No entanto, nada de aparecer socialmente com sua cara metade, nem reclamar, nem desesperar de sua estranha solidão acompanhante de solteirice brejeira. Muito menos aceitar passivamente todas as frustradas tentativas de intermediação amorosa dos alcoviteiros plantonistas mais pertinazes - esta bizarra mania dos amigos brasileiros de não deixar quieto o que nunca deixou de estar irrequieto...
Até que um dia, de repente, no dia em que ia completar 32 anos, finalmente convidou todos os seus colegas de trabalho e respectivas para uma pequena festa no salão social de seu apartamento em Àguas Claras-DF, o agora já famoso e charmoso bairro residido principalmente por profissionais liberais e servidores públicos concursados que moram em Brasília, mas vieram de outras plagas.
Neste dia, todos notaram uma presença insólita no local, e, para a surpresa geral, antes que o estranho no ninho pudesse ser interpelado, Ritinha pediu a palavra e cortou o silêncio com uma única frase: - o melhor presente de aniversário que recebi em minha vida foi a felicidade de conhecer e me apaixonar pelo Edirvânio, sem sombra de dúvidas, o homem da minha vida, o companheiro sereno e forte que sempre esperei e procurei na selva árida desta vida louca de todos nós.
E em meio à continuidade silenciosa e verazmente congelada do ambiente, se aninhou no dorso robusto e avantajado de seu amado, celeremente meneando o rosto para camuflar os seus resplandecentes olhos azuis em meio aos cachinhos castanhos de sua fronte, que caprichosamente seguiam a gravidade para enodoar as breves e intensas lágrimas de emoção vertidas naquele momento de marcante gáudio pessoal.
E a festa continuou, com todos os salamaleques e tapinhas efusivos cabíveis a um momento tão especial, o que também significou manter recônditos todos os tipos de olhares dos presentes: alguns de incredulidade, outros de bazófia, muitos de inveja, e alguns poucos de asco discriminatório.
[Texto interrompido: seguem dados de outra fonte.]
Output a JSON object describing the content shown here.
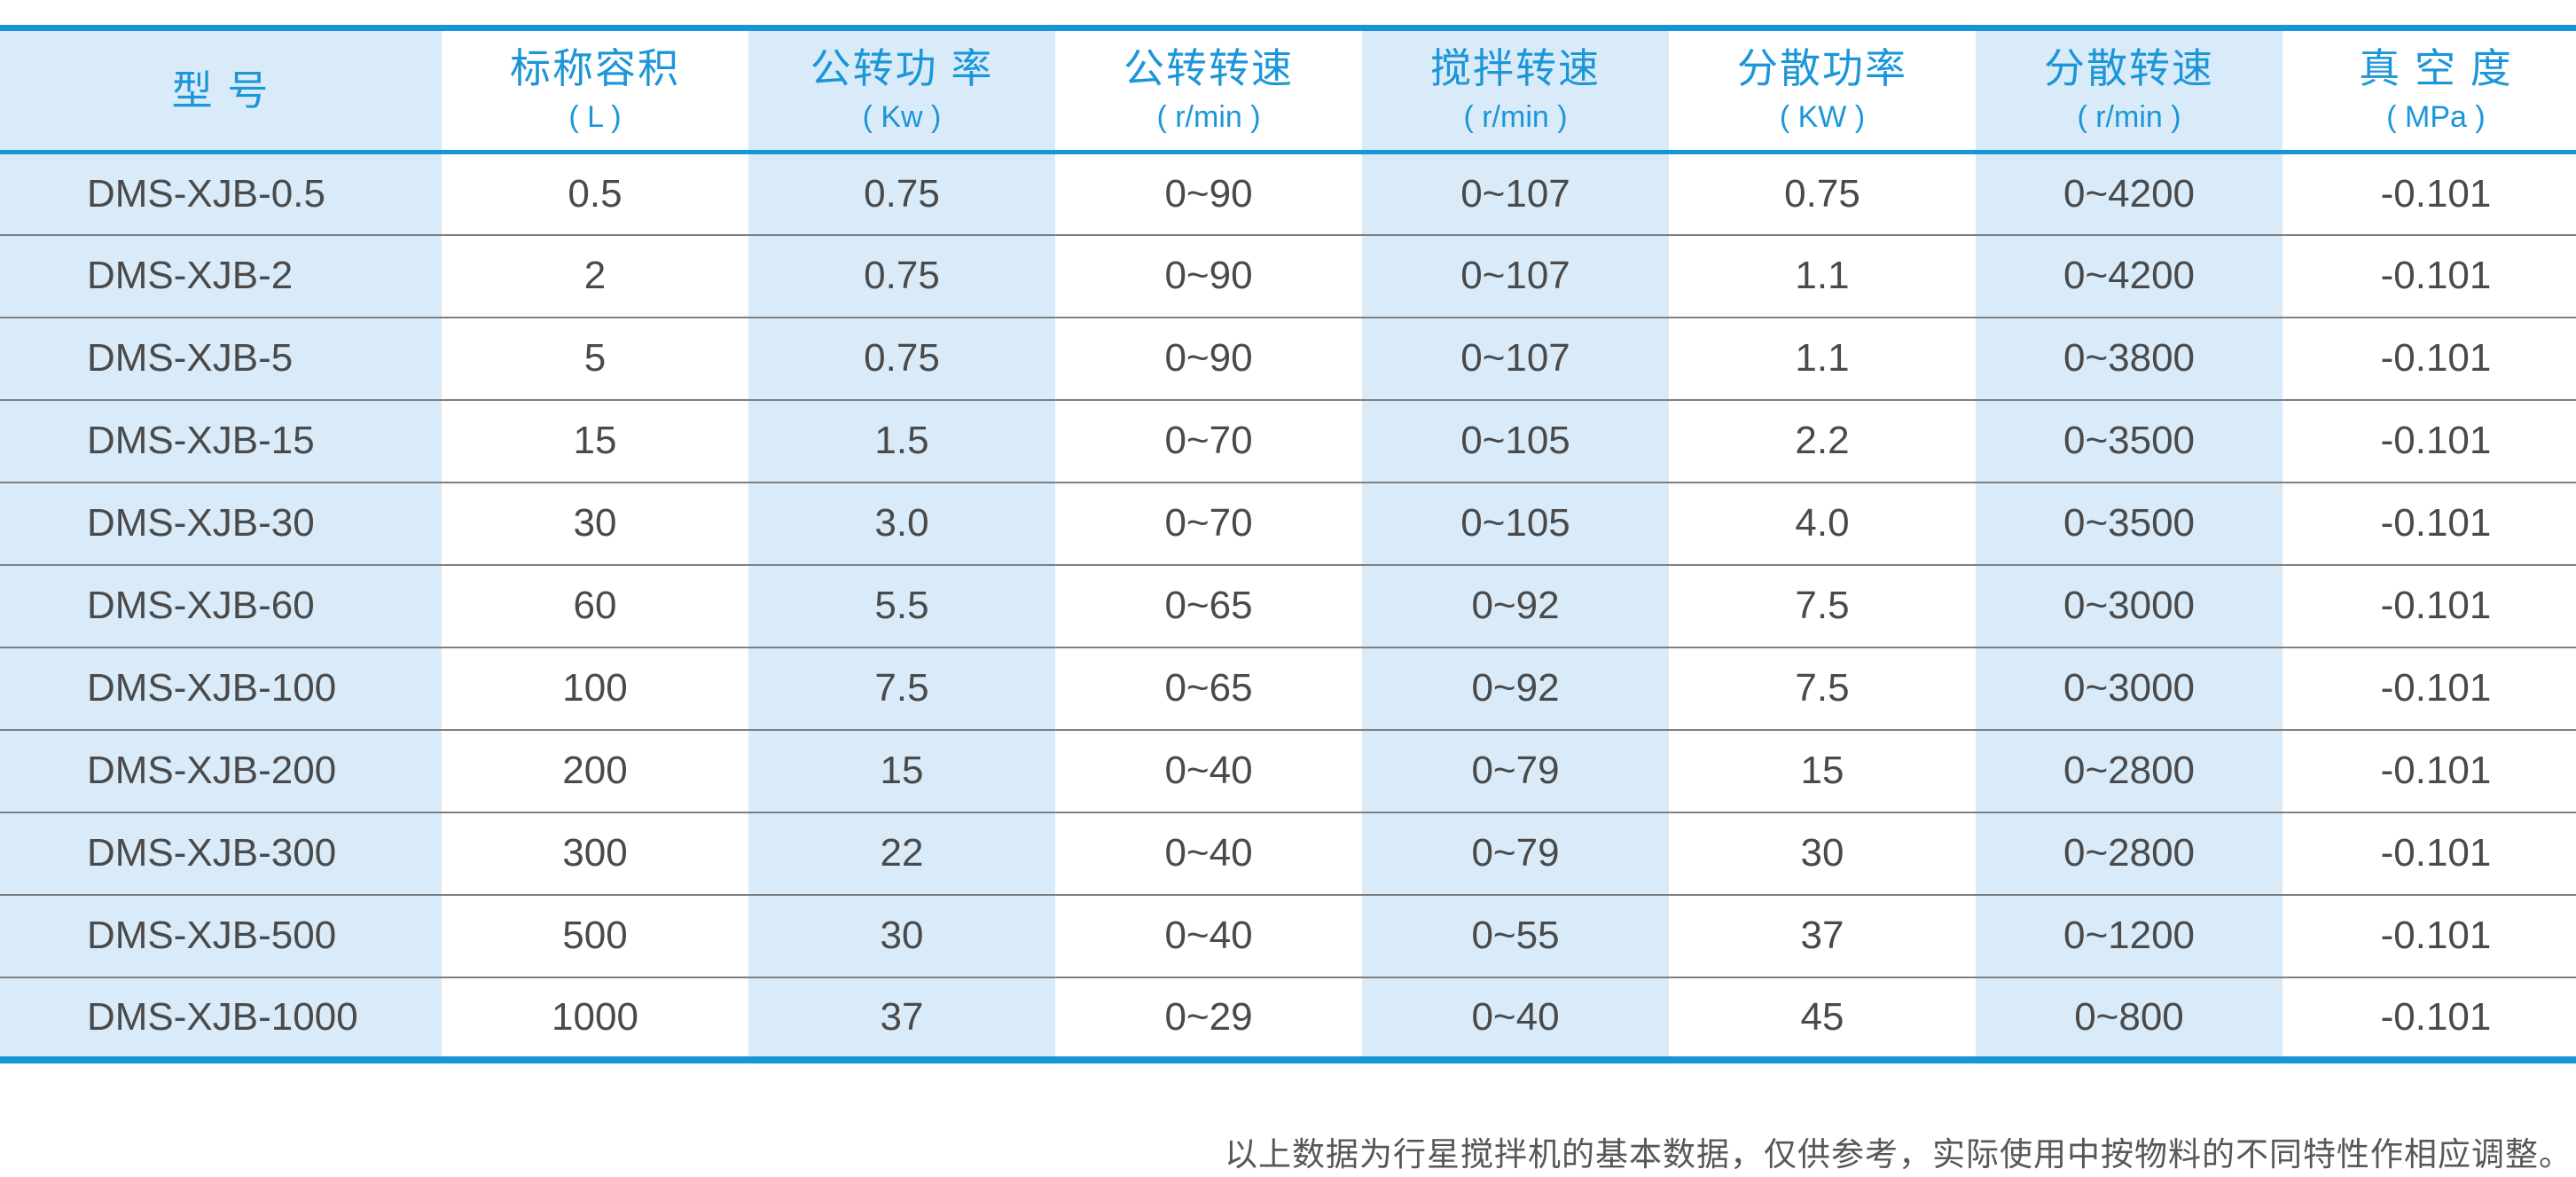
{
  "table": {
    "columns": [
      {
        "label": "型  号",
        "unit": ""
      },
      {
        "label": "标称容积",
        "unit": "( L )"
      },
      {
        "label": "公转功 率",
        "unit": "( Kw )"
      },
      {
        "label": "公转转速",
        "unit": "( r/min )"
      },
      {
        "label": "搅拌转速",
        "unit": "( r/min )"
      },
      {
        "label": "分散功率",
        "unit": "( KW )"
      },
      {
        "label": "分散转速",
        "unit": "( r/min )"
      },
      {
        "label": "真 空 度",
        "unit": "( MPa )"
      }
    ],
    "rows": [
      [
        "DMS-XJB-0.5",
        "0.5",
        "0.75",
        "0~90",
        "0~107",
        "0.75",
        "0~4200",
        "-0.101"
      ],
      [
        "DMS-XJB-2",
        "2",
        "0.75",
        "0~90",
        "0~107",
        "1.1",
        "0~4200",
        "-0.101"
      ],
      [
        "DMS-XJB-5",
        "5",
        "0.75",
        "0~90",
        "0~107",
        "1.1",
        "0~3800",
        "-0.101"
      ],
      [
        "DMS-XJB-15",
        "15",
        "1.5",
        "0~70",
        "0~105",
        "2.2",
        "0~3500",
        "-0.101"
      ],
      [
        "DMS-XJB-30",
        "30",
        "3.0",
        "0~70",
        "0~105",
        "4.0",
        "0~3500",
        "-0.101"
      ],
      [
        "DMS-XJB-60",
        "60",
        "5.5",
        "0~65",
        "0~92",
        "7.5",
        "0~3000",
        "-0.101"
      ],
      [
        "DMS-XJB-100",
        "100",
        "7.5",
        "0~65",
        "0~92",
        "7.5",
        "0~3000",
        "-0.101"
      ],
      [
        "DMS-XJB-200",
        "200",
        "15",
        "0~40",
        "0~79",
        "15",
        "0~2800",
        "-0.101"
      ],
      [
        "DMS-XJB-300",
        "300",
        "22",
        "0~40",
        "0~79",
        "30",
        "0~2800",
        "-0.101"
      ],
      [
        "DMS-XJB-500",
        "500",
        "30",
        "0~40",
        "0~55",
        "37",
        "0~1200",
        "-0.101"
      ],
      [
        "DMS-XJB-1000",
        "1000",
        "37",
        "0~29",
        "0~40",
        "45",
        "0~800",
        "-0.101"
      ]
    ]
  },
  "footer": {
    "note": "以上数据为行星搅拌机的基本数据，仅供参考，实际使用中按物料的不同特性作相应调整。"
  },
  "colors": {
    "accent_blue": "#1695d7",
    "header_text": "#1b96d8",
    "light_blue": "#d9ebf9",
    "body_text": "#4a4a4a",
    "row_line": "#7f7f7f",
    "note_text": "#575757"
  }
}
Até que, bem baixinho, o Romeu Batista, o engenheiro-colega mais assumidamente candidato a morador do coração de Ritinha, comentou desolado com Bentinho Maciel, o mais platonicamente admirador da musa: - Pô, ela vai casar com o vigilante da Agência Espacial... Que será de especial que ele tem, vai ver tomou banho de talco doce da mãe quando era criança...!!!!
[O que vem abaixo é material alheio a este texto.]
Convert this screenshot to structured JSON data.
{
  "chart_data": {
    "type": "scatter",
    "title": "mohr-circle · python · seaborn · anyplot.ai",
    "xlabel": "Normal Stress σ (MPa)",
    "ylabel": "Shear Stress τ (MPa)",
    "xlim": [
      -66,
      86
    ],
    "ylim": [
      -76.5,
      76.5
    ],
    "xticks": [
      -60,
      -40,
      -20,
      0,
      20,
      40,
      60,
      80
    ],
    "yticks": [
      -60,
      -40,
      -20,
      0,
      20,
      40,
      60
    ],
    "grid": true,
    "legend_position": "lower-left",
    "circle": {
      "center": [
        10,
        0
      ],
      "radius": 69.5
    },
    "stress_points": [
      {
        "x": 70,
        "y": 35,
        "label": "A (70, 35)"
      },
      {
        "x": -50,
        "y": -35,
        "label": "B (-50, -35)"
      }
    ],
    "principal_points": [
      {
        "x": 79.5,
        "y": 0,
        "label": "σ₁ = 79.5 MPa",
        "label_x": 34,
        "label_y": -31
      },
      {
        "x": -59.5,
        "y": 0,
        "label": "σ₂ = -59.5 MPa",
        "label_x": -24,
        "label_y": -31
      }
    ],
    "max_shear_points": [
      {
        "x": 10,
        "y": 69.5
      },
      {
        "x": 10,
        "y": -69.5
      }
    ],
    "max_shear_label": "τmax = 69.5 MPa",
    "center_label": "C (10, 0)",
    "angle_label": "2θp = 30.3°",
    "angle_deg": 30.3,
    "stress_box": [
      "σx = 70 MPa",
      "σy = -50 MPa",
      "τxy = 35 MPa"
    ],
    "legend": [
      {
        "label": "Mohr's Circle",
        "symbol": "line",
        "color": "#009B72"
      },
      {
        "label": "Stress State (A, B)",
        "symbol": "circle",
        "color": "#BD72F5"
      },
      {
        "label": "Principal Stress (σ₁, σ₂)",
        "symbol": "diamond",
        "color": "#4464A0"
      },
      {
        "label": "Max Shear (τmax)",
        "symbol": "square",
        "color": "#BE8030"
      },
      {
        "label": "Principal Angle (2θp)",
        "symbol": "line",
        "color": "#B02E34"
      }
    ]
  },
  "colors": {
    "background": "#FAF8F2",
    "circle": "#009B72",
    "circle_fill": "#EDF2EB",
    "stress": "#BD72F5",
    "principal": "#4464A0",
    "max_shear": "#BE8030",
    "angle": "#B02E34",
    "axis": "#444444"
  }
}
No fundo, tal indagação permaneceu no ar como espectro, mesmo depois do casório e do nascimento dos três filhos do casal, que puxaram a mãe em carisma e beleza.
Alguns anos depois, João Serôdio, amigo de infância de Ritinha, veio da Califórnia-EUA passar as férias na residência do casal em Brasília-DF, e, em um momento em que ambos estavam sozinhos, teve coragem de fazer a pergunta que ninguém houvera audazmente pronunciar: qual o segredo do Edirvânio, que conquistou inapelavelmente a diva.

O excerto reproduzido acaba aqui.